LeapRate has conducted extensive research during recent months into the interest shown by institutional and retail participants, both from corporate and investor perspectives, in exchange-traded derivatives as opposed to OTC execution.

Capture 3

ASIC’s hedge fund report for 2014 clearly demonstrates an increase in exchange-traded derivatives on the managed funds market, increasing from 56% in 2012 to 72%  of total trading volume in 2014.

Key points:

  • Hedge funds manage only a small share of Australia’s $2,407 billion managed funds industry. Single-manager hedge funds ($83.7 billion) and funds of hedge funds ($12.2 billion) managed 3.5% and 0.5% of all Australian managed fund assets respectively.   More than half of these hedge funds hold less than $50 million each.
  • The gross leverage ratio (gross notional exposure to NAV) for hedge funds has increased since 2012. The median gross leverage ratio in 2014 was two times NAV, compared to 1.7 times NAV in 2012.  The level of leverage for surveyed hedge funds is relatively low compared to other jurisdictions.
  • Retail direct investors accounted for 17% of the investors by NAV in the surveyed hedge funds.  Surveyed hedge funds reported that nearly 49% of investors by NAV accessed hedge funds through an IDPS.  This change in IDPS participation since the ASIC’s 2012 survey was attributed to a range of factors including managers’ lack of detailed information about the investor types and changes to how managers classify investors.
  • The surveyed hedge funds reported large exposures to interest rate derivatives, with a gross notional exposure of more than $64 billion as at 30 September 2014.
  • The largest geographic exposure was to North America with 29% of NAV invested there.  Australia and Asia (ex-Australia) were also significant regions for the funds’ investments with each receiving 26% of the total NAV.

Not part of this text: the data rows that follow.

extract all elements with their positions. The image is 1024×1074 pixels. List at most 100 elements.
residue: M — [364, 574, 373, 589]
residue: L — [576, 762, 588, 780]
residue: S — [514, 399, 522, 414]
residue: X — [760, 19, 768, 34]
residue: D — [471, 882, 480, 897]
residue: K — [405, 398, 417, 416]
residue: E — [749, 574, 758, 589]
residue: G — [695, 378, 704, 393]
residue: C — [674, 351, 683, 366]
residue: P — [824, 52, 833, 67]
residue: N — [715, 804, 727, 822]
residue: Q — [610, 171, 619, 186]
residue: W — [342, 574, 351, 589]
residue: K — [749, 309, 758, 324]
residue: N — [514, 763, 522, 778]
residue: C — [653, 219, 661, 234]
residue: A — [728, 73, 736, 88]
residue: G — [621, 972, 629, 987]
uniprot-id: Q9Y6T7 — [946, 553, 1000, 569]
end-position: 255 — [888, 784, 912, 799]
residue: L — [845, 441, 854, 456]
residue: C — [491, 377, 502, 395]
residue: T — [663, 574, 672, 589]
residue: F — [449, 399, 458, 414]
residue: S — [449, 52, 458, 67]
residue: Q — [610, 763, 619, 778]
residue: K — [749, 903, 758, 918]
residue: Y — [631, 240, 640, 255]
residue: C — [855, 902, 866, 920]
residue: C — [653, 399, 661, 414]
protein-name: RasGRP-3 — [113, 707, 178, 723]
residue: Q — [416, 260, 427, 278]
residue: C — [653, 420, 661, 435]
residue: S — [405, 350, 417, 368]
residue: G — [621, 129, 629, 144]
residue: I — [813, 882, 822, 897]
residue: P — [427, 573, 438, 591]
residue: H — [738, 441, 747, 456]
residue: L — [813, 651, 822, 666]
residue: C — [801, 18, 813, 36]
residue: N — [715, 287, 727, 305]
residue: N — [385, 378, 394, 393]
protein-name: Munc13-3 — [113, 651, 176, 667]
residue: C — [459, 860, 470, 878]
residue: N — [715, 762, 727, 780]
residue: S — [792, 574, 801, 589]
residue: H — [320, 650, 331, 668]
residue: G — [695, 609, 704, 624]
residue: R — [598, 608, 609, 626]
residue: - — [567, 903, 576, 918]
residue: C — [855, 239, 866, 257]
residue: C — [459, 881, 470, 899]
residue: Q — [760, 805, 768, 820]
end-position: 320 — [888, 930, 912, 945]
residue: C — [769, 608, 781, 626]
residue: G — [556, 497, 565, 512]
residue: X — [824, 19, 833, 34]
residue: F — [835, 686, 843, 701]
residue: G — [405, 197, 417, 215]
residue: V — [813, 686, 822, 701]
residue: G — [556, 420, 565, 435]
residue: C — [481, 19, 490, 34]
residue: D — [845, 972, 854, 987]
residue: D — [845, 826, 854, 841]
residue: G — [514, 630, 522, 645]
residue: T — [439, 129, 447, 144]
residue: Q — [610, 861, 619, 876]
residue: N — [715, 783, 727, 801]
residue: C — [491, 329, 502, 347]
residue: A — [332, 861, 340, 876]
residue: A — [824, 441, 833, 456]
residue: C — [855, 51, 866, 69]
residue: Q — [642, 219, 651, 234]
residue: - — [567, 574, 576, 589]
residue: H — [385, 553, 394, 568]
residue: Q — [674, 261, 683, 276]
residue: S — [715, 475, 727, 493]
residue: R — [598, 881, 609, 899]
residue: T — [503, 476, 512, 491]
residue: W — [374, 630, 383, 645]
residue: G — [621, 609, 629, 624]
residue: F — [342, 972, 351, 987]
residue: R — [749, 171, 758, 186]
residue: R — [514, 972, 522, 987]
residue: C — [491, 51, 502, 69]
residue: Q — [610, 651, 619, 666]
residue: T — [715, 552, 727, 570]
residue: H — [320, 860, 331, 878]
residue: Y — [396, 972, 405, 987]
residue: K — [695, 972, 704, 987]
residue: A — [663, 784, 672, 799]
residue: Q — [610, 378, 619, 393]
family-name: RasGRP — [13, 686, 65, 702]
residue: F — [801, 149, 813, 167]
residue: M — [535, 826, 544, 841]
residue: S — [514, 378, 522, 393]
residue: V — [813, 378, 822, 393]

By asset class, listed equities were the surveyed fund managers’ greatest exposures with net investments valued at more than $26.3 billion. This exposure was substantially higher than the second largest asset class (cash, at $5.7 billion). Listed equities and cash were also the two largest asset classes reported in the 2012 survey.

The hedge funds had positive net applications of $5.1 billion over the 12 months to 30 September 2014. This was composed of $10 billion in applications and $4.9 billion in redemptions.  The median net applications were positive in every month of the year to 30 September 2014.